Brenden Argomaniz, CU-Bloomsburg MBA student and assistant baseball coach is working to revolutionize coaching through a software app.  

With a friend, Argomaniz created dataBase Analytics, an app that calculates players’ statistics and stores them away to be referenced later, covering everything from pitching stats to full-career development. 

A Los Angeles native, Argomaniz collaborated with friend Drew Beno to create the app. Both met at the University of Richmond, where Argomaniz was on the Division I Baseball team. Argomaniz was drawn to CU-Bloomsburg because earlier graduates from the University of Richmond had gone to coach at Bloom.

Wanting to stay in the game, he connected to Bloomsburg through alumni and is now focused on how technology is influencing the sports industry. 

“Data analytics is very important in baseball right now,” says head coach Michael Collins. “It would set a person apart from others when they have an MBA in analytics.”

The difference between being an undergraduate athlete versus a graduate coach was a change for Argomaniz. “Both are very busy. In grad school you have a lot more responsibility. As an undergrad you have a set schedule that is made for you. Being a coach means you make the schedule.”

With the large amount of homework in the MBA program, Argomaniz found he was pressed for time.

“It would take up a lot of time to sift through papers on players’ statistics,” says Argomaniz. “I wanted to create a time-efficient way of filing a player's stats and storing them in a cloud to be used for future reference."

Since starting to use the app this fall, both Argomaniz and coach Collins have saved time and paper. “We want to be as efficient as possible,” says Collins. “We now have a unique player development tool that gives us important performance indicators such as strike percentages and swing rates in real time.

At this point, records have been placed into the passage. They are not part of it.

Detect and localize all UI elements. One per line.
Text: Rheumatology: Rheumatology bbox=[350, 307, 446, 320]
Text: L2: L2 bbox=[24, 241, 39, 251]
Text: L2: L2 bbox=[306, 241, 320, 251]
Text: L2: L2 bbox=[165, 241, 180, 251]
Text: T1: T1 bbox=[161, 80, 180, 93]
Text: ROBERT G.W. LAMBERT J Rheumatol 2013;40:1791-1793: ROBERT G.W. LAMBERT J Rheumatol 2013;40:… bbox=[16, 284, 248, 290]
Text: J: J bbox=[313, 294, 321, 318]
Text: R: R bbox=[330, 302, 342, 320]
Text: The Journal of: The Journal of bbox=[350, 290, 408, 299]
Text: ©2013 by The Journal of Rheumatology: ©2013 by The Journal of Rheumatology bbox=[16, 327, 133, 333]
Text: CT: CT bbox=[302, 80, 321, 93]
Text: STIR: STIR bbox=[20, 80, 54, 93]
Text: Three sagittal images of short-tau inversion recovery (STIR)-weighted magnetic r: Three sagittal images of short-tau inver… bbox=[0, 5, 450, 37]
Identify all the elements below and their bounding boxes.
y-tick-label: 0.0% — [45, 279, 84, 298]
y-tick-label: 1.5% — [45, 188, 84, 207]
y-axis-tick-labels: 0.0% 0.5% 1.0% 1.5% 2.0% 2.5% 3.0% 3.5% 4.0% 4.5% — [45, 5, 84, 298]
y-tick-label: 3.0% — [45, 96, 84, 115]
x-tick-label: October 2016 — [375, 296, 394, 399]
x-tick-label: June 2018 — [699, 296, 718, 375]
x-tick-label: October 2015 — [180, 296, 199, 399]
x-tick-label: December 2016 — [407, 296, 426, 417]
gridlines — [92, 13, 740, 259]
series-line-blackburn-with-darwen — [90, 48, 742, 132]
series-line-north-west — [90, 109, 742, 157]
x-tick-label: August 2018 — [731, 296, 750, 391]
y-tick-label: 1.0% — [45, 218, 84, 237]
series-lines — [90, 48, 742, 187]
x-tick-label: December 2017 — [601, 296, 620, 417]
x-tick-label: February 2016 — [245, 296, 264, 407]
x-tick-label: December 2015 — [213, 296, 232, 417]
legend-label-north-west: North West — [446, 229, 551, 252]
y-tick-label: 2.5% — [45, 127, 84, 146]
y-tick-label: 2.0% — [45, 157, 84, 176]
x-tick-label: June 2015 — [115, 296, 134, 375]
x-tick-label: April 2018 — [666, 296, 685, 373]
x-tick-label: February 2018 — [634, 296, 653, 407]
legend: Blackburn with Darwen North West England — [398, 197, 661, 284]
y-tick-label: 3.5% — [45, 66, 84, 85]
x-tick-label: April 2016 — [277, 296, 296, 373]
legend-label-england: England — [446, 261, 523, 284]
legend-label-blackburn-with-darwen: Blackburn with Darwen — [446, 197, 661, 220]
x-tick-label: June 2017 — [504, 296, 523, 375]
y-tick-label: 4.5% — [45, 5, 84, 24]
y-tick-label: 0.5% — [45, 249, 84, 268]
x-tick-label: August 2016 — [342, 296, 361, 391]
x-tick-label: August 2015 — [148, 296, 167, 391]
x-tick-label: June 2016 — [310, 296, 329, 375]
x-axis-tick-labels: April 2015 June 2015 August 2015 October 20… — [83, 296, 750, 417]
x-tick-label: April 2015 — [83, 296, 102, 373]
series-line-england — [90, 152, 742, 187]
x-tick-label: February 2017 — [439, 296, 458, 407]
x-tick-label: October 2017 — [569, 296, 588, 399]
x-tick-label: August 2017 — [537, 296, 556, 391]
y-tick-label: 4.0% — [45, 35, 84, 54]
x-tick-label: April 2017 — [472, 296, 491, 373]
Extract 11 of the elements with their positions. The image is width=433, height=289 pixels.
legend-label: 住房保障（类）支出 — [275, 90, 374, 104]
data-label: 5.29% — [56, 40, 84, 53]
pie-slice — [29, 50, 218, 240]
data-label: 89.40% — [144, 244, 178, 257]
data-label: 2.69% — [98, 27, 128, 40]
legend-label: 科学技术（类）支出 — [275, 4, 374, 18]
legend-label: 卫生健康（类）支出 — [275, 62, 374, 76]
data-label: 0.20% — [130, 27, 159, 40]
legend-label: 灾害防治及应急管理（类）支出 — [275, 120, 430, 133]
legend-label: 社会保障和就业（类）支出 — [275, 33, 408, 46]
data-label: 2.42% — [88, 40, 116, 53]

Everything is stored automatically in the cloud at the moment it is logged in the dataBase application."

“In every sector, every business, tech is huge right now,” says Collins. “We’re trying to adapt to that. The future is very bright for Brenden. He has the skill and is getting the degree that will make him stand out in the field.”

Argomaniz would like to stay in the sports industry after completing his MBA. “My program is available to anyone in the sport and gives them the tools that they need at a much more affordable cost than many of the major league programs out there.”